QUAND ATTENDRE EN VAUT LA PEINE
Par Danielle H. (novembre 2004)



Aujourd’hui le 14 novembre, Florène fête ses 4 ans. Aujourd’hui, ça fait aussi 7 mois que nous l’avons pris dans nos bras pour la première fois. Voici quelques extraits des événements des derniers mois. Il y en a tellement eu que ce court texte ne saura rendre justice à toutes les émotions que nous avons vécues et à tout le bonheur que Florène nous apporte depuis son arrivée.

L’attente

Nous déposons notre dossier fin septembre 2002 après quelques mois à cueillir les documents et passer les examens nécessaires. Une semaine plus tard nous recevons un appel de Ginette nous proposant la petite Finose, 22 mois, en bonne forme, gentille, etc. Nous avions imaginé un peu plus jeune mais nous buvons les paroles de Ginette avec tellement de plaisir que nous acceptons la proposition. Notre petit trésor sera avec nous dans quelques mois.

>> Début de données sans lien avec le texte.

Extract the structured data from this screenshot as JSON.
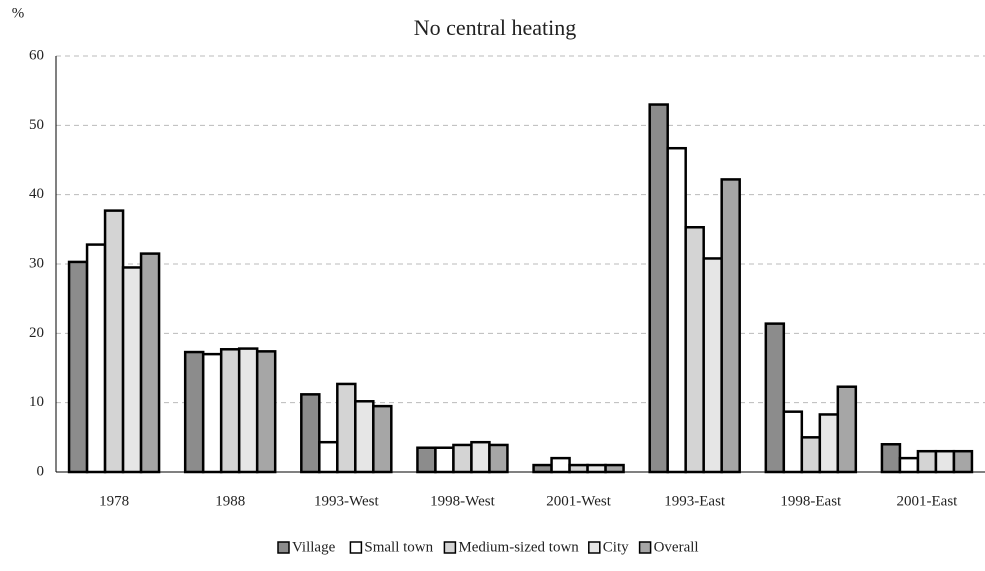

Dans les mois qui suivent, nous avons des nouvelles à l’occasion. En fait, ce sont nouvelles pour nous dire qu’il n’y a pas de nouvelle, que Finose va bien et que le dossier suit son cours. Nous en profitons pour préparer la chambre et faire quelques achats pour elle.

Le 3 mars, Danielle répond au téléphone et s’écrie AH, NON. Brigitte, l’intervenante affectée à notre dossier, viens de lui dire que les parents de Finose sont venus la chercher et qu’elle n’est plus disponible à l’adoption. Le ciel vient de nous tomber sur la tête. Le sentiment doit ressembler à une fausse couche ou quelque chose du genre. On nous propose un « dossier équivalent », une petite fille avec les même caractéristiques. Elle s’appelle Florène. Le dossier sera repris au même stade. Nous ne devrions pas être retardés. Nous acceptons et commençons notre deuil de Finose.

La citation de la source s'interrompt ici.